そしてそれはカスケードだけでなく、アマゴワクチンサトミアマゾンといった第三、第四のライバルに関してもほとんど同様です。三冠の夢をあと一歩のところで逃してしまった兄の悲願を叶えるために、自らにとって『強敵』であるカスケードとマキバオーに挑むワクチン。故郷の船橋のレース場にお客さんを呼びたいがために『中央のエリートたち』に食らいつこうとするアマゾン。それぞれがそれぞれに、決して誰にも馬鹿にすることができない覚悟と理由を持ってレースへと赴きます。そしてその覚悟と理由を抱いているのが自分だけではなく、相手もそうであることを認識し、だからこそ力を抜かずに本気で激突するわけです。
過度に仲の良さを強調し馴れ合うこともなく、しかし他者の勝利への理由を馬鹿にすることもなく、純粋に相手を脅威に思い、その強さに敬意を払っているからこそ本気で戦う。物語に登場するメインどころのほとんどの馬がこの姿勢を崩さないので、どの馬も本当にかっこいいし、どの馬のことも応援できてしまうんですよね。皆根本的に人が好いというか。
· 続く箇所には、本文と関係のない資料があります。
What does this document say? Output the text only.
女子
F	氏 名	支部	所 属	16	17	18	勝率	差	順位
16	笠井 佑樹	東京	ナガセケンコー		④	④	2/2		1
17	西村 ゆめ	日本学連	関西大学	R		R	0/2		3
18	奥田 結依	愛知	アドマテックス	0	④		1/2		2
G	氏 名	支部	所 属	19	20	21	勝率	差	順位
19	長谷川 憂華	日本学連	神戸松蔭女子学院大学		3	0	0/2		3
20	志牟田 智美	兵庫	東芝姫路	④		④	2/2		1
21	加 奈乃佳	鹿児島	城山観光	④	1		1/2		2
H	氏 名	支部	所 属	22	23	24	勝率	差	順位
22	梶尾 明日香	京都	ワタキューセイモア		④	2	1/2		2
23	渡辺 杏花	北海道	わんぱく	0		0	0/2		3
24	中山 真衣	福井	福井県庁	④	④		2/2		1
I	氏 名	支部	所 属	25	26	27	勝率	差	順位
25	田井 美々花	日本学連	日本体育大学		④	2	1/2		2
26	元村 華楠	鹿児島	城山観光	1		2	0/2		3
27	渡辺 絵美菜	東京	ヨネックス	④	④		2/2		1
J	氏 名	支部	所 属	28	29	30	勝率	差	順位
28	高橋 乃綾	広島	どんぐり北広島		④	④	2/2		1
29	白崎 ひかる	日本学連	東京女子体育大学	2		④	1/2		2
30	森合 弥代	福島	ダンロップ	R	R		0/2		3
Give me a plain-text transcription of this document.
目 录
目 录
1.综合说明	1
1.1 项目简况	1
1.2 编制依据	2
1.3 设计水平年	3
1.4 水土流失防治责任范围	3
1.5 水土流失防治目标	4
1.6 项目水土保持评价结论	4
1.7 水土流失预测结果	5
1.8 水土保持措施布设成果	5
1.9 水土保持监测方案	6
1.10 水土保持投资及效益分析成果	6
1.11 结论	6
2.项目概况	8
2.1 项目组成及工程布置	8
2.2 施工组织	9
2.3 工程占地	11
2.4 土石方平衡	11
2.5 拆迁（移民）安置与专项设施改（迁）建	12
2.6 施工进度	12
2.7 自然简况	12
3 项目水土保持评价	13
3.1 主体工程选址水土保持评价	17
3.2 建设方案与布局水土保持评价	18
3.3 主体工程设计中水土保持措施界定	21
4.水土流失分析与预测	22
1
主人公のマキバオーも含めて。
このライバル同士の見事な距離感のバランスって、中々取れないような気もします。なんとなくイヤミな部分が解消されなかったり、ライバルというよりは徹頭徹尾噛ませのヒールとして描かれてしまったり、あるいはライバルというよりかは最早身内の馴れ合いになってしまったり(これはこれで身内同士だからこその遠慮のなさなどが描かれて面白かったりするんですけど)と、大抵どっかしらでバランス崩れてしまいがちというか。

実際アニメでは若干ファミリー向けにわかりやすく描写する必要があったせいでしょうか(っていうかチュウ兵衛が死なないので)、カスケードの原点としての挫折やワクチンの三冠への悲願よりも、両者ともにマキバオーの強敵としての描写に比重が割かれているようにも見えて若干物足りなかったのですよね。改めて見返してみると大分別物というか、若干わかりにくい部分をファミリー向けにわかりやすくしてしまうとこうなっちゃうのかな……というか。
というわけで個人的にはアニメも良いけどみどりのマキバオーに関しては原作読んでくれ!!!!な!!!!とかそんな感じで終わりにしたいと思います。

 

そして後日談にあたる「たいようのマキバオー」(W含む)も先日ヒイヒイ言いながらようやく読破できたので、感想書きたいなと思ってます。

みどりの延長線だからこそみどりのときにはあまり目を向けられなかった部分で抉られることが多く、みどりより間違いなく『しんどかった』漫画ではあるのですが、そのしんどかった部分が自分の琴線に見事に突き刺さったので、正直みどりより好みだった面もあります。やっぱり路線が違うのでみどり読んだらこれも!とは中々言いづらい面もありますが、とにかく語りたいことばかりなので何とか近いうちに!